Half of Britons wary of indoor shopping centres - survey
Jul 7, 2020
With most shopping destinations now open in the UK, it's interesting to see the attitudes of consumers to the different types of location and a new study shows that around half of Britons are still not sure that they want to go into covered shopping malls at present.
The research, which comes from outdoor shopping centre The Valley, in Evesham, Worcestershire, was based on the views of 2,000 adults. It shows that a huge number of consumers aren’t prepared to go into an indoor shopping centre for at least three months.
The survey also shows that consumers are worried about the viability of shopping centres following the collapse of malls giant Intu.
The reasons for shoppers being averse to indoor malls include overcrowding (66%), long queues (55%) and fears about social distancing (54%). And almost half of Britons said they’d prefer to shop in the open air.
Consumers are very focused on fresh air (61%), more space to keep to social distancing guidelines (50%), and wider walkways between shops (41%).

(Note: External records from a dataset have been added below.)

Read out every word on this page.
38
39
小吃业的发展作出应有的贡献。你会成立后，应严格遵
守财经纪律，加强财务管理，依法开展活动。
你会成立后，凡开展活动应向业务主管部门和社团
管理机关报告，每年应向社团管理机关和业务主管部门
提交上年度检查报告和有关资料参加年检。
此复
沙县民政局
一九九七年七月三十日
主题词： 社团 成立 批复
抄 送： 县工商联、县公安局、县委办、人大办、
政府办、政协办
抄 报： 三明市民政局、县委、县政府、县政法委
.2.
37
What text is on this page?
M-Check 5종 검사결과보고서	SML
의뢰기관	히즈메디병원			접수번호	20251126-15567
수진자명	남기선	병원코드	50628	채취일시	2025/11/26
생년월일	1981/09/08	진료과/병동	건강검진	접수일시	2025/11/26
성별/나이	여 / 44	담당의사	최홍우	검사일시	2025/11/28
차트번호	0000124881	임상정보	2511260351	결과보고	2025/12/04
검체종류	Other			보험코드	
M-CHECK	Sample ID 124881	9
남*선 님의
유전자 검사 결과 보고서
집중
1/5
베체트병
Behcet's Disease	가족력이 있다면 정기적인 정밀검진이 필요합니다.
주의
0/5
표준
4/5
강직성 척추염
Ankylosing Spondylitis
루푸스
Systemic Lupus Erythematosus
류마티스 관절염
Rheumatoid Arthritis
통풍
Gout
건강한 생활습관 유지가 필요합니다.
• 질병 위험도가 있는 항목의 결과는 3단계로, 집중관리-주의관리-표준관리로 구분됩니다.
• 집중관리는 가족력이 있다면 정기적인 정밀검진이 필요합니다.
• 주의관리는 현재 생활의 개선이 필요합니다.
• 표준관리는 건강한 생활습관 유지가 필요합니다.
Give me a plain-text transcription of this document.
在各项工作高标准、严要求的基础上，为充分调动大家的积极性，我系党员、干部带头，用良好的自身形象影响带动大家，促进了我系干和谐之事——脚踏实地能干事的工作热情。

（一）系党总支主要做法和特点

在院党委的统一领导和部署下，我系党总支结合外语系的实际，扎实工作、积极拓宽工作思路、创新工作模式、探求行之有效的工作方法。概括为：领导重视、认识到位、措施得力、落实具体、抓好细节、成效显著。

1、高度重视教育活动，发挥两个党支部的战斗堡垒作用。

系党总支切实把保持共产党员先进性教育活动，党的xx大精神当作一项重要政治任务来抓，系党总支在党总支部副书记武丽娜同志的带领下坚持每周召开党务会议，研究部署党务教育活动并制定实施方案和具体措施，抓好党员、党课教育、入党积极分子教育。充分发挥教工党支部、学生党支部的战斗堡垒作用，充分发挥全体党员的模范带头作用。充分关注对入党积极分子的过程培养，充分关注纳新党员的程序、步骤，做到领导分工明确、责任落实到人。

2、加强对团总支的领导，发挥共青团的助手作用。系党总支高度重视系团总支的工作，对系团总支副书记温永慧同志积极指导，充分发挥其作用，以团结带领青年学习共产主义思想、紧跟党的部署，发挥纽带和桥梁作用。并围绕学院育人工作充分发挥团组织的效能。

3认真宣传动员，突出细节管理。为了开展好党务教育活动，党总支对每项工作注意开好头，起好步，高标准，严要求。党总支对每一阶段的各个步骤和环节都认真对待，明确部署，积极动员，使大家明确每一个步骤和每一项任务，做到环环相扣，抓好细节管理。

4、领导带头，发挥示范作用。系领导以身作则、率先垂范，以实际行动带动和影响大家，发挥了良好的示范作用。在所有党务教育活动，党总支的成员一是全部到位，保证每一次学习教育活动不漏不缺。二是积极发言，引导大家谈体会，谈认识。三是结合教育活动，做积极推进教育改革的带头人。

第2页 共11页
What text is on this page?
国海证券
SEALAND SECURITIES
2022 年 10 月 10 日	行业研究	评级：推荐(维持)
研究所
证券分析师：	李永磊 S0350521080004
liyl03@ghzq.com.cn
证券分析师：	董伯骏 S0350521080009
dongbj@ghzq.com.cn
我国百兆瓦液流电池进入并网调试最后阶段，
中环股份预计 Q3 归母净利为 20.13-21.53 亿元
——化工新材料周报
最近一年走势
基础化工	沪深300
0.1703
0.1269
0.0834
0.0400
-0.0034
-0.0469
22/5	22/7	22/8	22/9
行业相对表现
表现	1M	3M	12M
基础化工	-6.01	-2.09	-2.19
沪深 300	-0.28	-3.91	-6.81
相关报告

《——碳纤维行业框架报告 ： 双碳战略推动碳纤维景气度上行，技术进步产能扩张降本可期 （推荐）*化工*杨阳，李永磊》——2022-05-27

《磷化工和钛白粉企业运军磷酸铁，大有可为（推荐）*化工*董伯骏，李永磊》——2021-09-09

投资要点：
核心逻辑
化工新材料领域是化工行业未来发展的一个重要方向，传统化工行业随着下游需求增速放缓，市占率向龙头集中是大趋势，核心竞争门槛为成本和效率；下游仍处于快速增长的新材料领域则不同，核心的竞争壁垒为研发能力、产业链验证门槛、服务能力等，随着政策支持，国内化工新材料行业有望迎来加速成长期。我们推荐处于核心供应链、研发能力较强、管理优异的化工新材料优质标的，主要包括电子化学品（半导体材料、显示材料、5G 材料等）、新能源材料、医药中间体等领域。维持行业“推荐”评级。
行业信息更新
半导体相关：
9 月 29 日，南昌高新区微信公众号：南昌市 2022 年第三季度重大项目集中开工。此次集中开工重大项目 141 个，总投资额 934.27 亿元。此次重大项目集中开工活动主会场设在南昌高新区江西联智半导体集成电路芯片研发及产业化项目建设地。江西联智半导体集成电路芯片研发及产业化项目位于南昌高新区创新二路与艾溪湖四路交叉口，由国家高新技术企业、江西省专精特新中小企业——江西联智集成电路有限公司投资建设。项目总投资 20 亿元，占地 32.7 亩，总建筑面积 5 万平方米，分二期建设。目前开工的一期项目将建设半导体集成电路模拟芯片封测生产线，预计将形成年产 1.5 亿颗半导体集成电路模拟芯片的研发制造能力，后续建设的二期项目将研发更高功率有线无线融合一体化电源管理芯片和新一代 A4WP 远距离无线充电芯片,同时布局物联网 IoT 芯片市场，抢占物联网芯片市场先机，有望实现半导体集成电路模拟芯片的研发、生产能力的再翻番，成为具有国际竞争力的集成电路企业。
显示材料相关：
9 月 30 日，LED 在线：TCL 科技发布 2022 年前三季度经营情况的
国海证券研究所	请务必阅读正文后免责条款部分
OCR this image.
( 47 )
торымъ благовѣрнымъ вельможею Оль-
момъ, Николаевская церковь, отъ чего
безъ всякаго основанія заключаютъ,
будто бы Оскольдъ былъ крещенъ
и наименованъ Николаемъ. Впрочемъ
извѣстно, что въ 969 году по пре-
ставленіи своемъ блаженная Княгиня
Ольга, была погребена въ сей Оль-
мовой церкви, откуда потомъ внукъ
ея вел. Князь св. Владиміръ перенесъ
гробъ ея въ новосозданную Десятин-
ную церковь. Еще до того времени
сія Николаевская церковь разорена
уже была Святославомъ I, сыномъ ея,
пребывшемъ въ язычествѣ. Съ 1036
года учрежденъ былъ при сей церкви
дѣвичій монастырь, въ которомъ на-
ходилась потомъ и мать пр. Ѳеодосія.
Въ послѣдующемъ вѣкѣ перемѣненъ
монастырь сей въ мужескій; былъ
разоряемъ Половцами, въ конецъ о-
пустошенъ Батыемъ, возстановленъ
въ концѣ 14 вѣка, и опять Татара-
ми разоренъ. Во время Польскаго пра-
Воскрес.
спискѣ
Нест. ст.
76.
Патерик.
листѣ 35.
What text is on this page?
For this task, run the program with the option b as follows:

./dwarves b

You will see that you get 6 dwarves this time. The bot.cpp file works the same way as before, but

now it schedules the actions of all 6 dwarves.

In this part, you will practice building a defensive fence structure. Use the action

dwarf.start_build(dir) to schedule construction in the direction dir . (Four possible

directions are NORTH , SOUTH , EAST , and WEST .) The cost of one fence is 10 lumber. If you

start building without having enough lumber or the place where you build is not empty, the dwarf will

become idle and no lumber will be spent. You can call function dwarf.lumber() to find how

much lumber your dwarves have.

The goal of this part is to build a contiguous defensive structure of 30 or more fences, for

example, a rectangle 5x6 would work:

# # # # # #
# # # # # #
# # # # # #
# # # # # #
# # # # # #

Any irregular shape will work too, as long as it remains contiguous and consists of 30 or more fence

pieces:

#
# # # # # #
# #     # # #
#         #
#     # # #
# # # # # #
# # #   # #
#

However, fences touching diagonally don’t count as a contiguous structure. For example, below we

These findings would appear to be borne out by the shopping centre’s own results in the past two weeks since non-essential stores reopened with The Valley having recorded 80% of footfall and 90% of total shopper spend compared to the same two weeks of last year. This points to a fairly strong recovery in the current constrained circumstances.
As mentioned, the survey also showed a lot of people (61% of respondents) worry about the future of shopping centres, with three quarters saying they worry more now than they did pre-lockdown.